Marc témoigne d’une guérison à la fois immédiate… et totale puisque cette femme se rend compte aussitôt qu’elle est guérie : « A l’instant même, son hémorragie s’arrêta, et elle sentit dans son corps qu’elle était guérie de son mal »… Elle portait le fardeau de son infirmité depuis des années… et Jésus la guérit en un clin d’oeil. Ou plutôt : elle obtient sa guérison en un clin d’oeil, car cette guérison, d’une certaine façon, se fait « au corps défendant » de Jésus. Comme nous le disions dimanche dernier, le miracle lui a été « arraché ».
Jésus aurait pu la laisser repartir incognito, heureuse d’avoir trouvée la guérison. Eh bien non ! Il veut que cette femme comprenne que ce miracle n’a pas eu lieu sans sa volonté !
II
La guérison secrète de Jésus. Méditons à présent ses conséquences !
Il est bon de se souvenir ici que c’est une femme qui prend l’initiative et qui agit. Secrètement, sans doute, car son statut lui interdisait d’accoster un homme en public. Et sa maladie le lui interdisait doublement. Tout l’enseignement des rabbins se résumait à la cloîtrer chez elle, à la réduire à l’inactivité, à la passivité. Eh bien non ! Elle surmonte ce handicap et passe à l’action. Elle a compris que Jésus offre son aide et son salut sans distinction. Et que les femmes n’ont pas besoin de passer par les hommes pour avoir part au salut ! Dans le temple de Jérusalem, il y avait un parvis qui leur était réservé : elles pouvaient aller jusque-là et pas plus loin ! Dans les synagogues, il y avait – et de nos jours encore – un treillis séparant les femmes des hommes. L’instruction religieuse – et l’instruction tout court – était réservée aux hommes. Donc il y avait des barrières érigées entre les deux sexes et ces barrières, ce n’est pas Dieu qui les avait dressées.
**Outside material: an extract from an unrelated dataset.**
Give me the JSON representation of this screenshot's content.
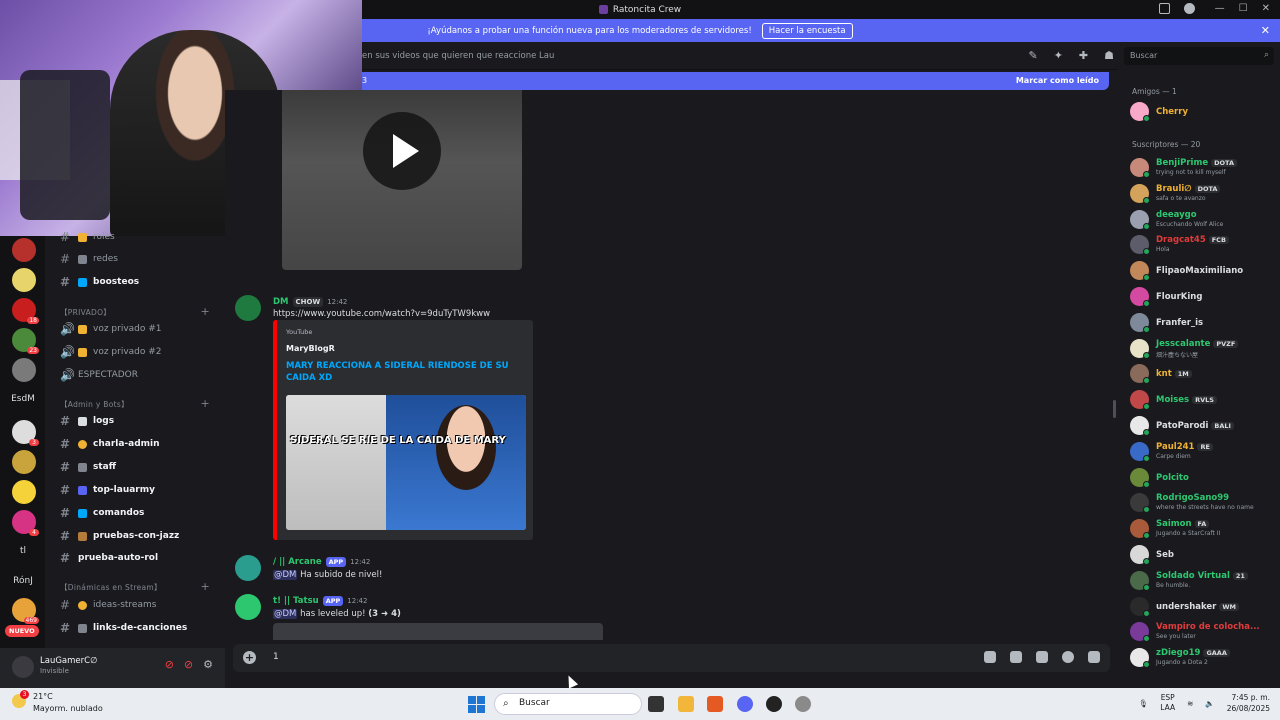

Cette femme comprend que ces barrières n’existent pas pour le Christ. Elle est impure depuis douze ans ; l’accès au temple lui est interdit, ainsi que les relations conjugales. Peut-être – c’est une hypothèse vraisemblable – a-t-elle été répudiée pour cela par son mari. Dans ce cas-là, la loi exigeait qu’il lui restitue sa dot, ce qui expliquerait qu’elle ait disposé d’argent pour se faire soigner. En bravant la foule, elle avait fait quelque chose que toutes les règles et coutumes interdisaient.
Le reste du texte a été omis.